Bien entendu, nous avons fait des concessions, nous avons pris des engagements. Nous avons agi suivant le principe d’une concession en échange d’une autre concession. Les États-Unis, eux aussi, ont fait des concessions, ils ont assumé devant le monde entier l’obligation de ne pas attaquer Cuba.
Donc, si nous faisons la comparaison : d’une part, l’agression des États-Unis et la guerre thermonucléaire, d’autre part, les engagements pris, les concessions en échange d’autres concessions, le maintien de l’inviolabilité de la République de Cuba et la prévention de la guerre mondiale, je pense que la conclusion est parfaitement claire.
Bien sûr, pour la défense de Cuba et des autres pays socialistes, nous ne pouvons pas avoir confiance dans le renoncement du gouvernement des États-Unis (de ne pas envahir Cuba). Nous avons adopté – et nous continuerons d’adopter – toutes les mesures pour renforcer notre défense et accumuler les forces nécessaires à une possible réplique. Actuellement, avec les armes que nous lui avons fournies, Cuba est plus que jamais en position de se défendre. Même après le démantèlement des installations des fusées, vous aurez des armements suffisamment puissants pour repousser l’ennemi sur terre, dans les airs et sur mer, à proximité de votre territoire.
En outre, comme vous vous en souvenez, nous avons dit dans notre message au président des États-Unis daté du 28 octobre que « nous souhaitons en même temps que le peuple cubain ait l’assurance que nous sommes à ses côtés et que nous n’abandonnons pas notre responsabilité d’aider le peuple cubain ». Il est clair pour tout le monde que c’est, de notre part, un avertissement adressé à l’ennemi.
Vous avez déclaré dans les meetings qu’on ne peut se fier aux États-Unis. Bien sûr, vous avez raison. Vos déclarations sur les conditions des pourparlers avec les États-Unis sont également correctes. Avoir abattu au-dessus du territoire cubain un avion nord-américain a été une opération utile car elle s’est terminée sans complications. C’est une leçon pour les impérialistes. Bien entendu, nos ennemis vont interpréter les événements à leur façon. La contre-révolution cubaine essaiera, elle aussi, de relever la tête. Mais nous pensons que vous maîtrisez complètement l’ennemi intérieur sans notre aide. Ce que nous avons réussi de plus important, c’est d’empêcher pour l’instant une agression de l’ennemi extérieur.
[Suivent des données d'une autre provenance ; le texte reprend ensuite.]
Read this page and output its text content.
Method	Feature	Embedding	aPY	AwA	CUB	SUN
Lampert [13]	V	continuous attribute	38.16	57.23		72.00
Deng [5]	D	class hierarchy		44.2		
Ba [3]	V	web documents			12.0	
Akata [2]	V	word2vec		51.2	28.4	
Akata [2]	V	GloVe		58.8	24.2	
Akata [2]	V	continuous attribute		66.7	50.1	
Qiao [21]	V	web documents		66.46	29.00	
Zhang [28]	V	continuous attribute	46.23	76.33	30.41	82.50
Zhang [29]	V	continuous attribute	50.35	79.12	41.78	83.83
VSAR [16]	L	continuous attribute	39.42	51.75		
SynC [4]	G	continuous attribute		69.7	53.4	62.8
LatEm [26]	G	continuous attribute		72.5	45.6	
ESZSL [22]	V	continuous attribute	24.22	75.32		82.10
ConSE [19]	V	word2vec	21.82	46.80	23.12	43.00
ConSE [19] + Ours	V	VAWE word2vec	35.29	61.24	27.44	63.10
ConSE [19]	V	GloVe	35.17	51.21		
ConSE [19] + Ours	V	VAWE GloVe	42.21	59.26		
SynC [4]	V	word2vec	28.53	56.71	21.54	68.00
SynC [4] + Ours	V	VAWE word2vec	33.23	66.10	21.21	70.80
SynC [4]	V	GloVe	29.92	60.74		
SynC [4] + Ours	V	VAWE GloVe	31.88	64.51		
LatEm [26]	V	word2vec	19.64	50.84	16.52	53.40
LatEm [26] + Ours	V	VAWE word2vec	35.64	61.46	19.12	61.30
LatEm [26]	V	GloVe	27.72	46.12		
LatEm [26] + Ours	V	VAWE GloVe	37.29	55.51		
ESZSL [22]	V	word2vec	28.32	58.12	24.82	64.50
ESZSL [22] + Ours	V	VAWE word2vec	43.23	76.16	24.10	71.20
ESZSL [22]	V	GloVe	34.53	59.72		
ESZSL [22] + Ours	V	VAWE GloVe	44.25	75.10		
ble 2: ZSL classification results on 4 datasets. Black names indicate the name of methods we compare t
Nous considérons que l’agresseur a subi une défaite. Il se préparait à attaquer Cuba, mais nous l’avons obligé à reconnaître devant l’opinion publique mondiale qu’il ne le fera pas au stade actuel. Nous considérons cela comme une grande victoire. Evidemment, les impérialistes ne cesseront pas lutter contre le communisme. Mais nous avons aussi nos projets et nous allons prendre nos décisions. Ce processus de lutte continuera tant qu’il existera dans le monde deux systèmes politico-sociaux, tant que l’un de ces deux systèmes, et nous savons que ce sera notre système communiste, n’aura pas triomphé dans le monde entier.
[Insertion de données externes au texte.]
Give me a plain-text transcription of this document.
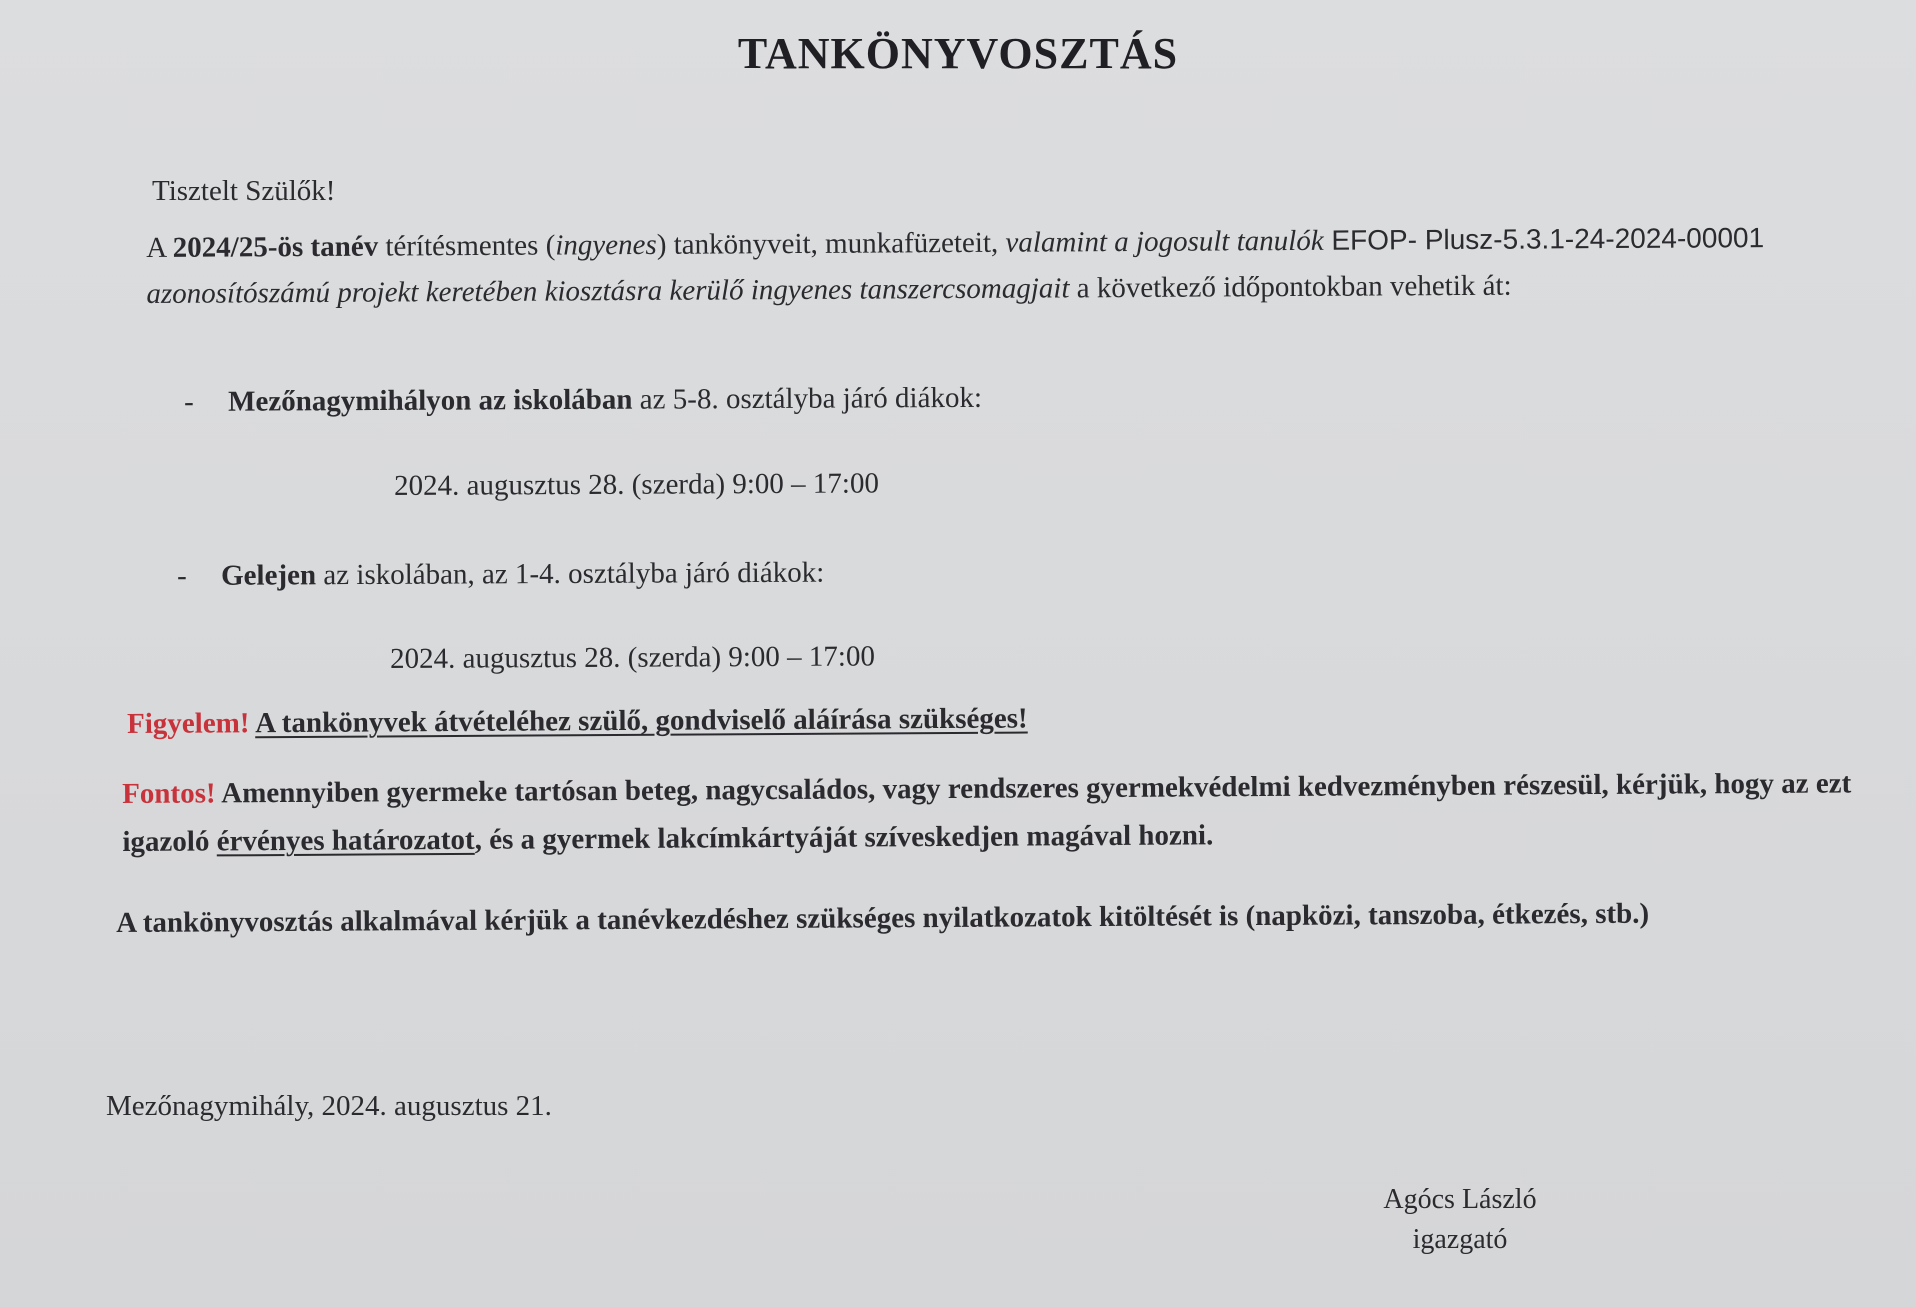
TANKÖNYVOSZTÁS
Tisztelt Szülők!
A 2024/25-ös tanév térítésmentes (ingyenes) tankönyveit, munkafüzeteit, valamint a jogosult tanulók EFOP- Plusz-5.3.1-24-2024-00001 azonosítószámú projekt keretében kiosztásra kerülő ingyenes tanszercsomagjait a következő időpontokban vehetik át:
- Mezőnagymihályon az iskolában az 5-8. osztályba járó diákok:
2024. augusztus 28. (szerda) 9:00 – 17:00
- Gelejen az iskolában, az 1-4. osztályba járó diákok:
2024. augusztus 28. (szerda) 9:00 – 17:00
Figyelem! A tankönyvek átvételéhez szülő, gondviselő aláírása szükséges!
Fontos! Amennyiben gyermeke tartósan beteg, nagycsaládos, vagy rendszeres gyermekvédelmi kedvezményben részesül, kérjük, hogy az ezt igazoló érvényes határozatot, és a gyermek lakcímkártyáját szíveskedjen magával hozni.
A tankönyvosztás alkalmával kérjük a tanévkezdéshez szükséges nyilatkozatok kitöltését is (napközi, tanszoba, étkezés, stb.)
Mezőnagymihály, 2024. augusztus 21.
Agócs László
igazgató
Camarade Fidel Castro, nous avons décidé de vous envoyer cette réponse le plus vite possible. Nous ferons une analyse détaillée de ce qui s’est passé dans une lettre que nous vous adresserons prochainement. Dans cette lettre, nous ferons une plus ample analyse de la situation et donnerons notre appréciation sur les résultats de l’élimination du conflit.
À présent, alors que commencent les conversations sur le règlement du conflit, nous vous demandons de nous communiquer vos considérations. De notre part, nous continuerons à vous informer sur le développement des conversations et à faire les consultations nécessaires.
Camarade Fidel Castro, nous vous souhaitons tout le succès possible, et je suis sûr que vous l’obtiendrez. Il y aura encore des machinations contre vous. Mais, avec vous, nous pendrons toutes les mesures pour les désamorcer et pour contribuer au renforcement et au développement de la Révolution cubaine.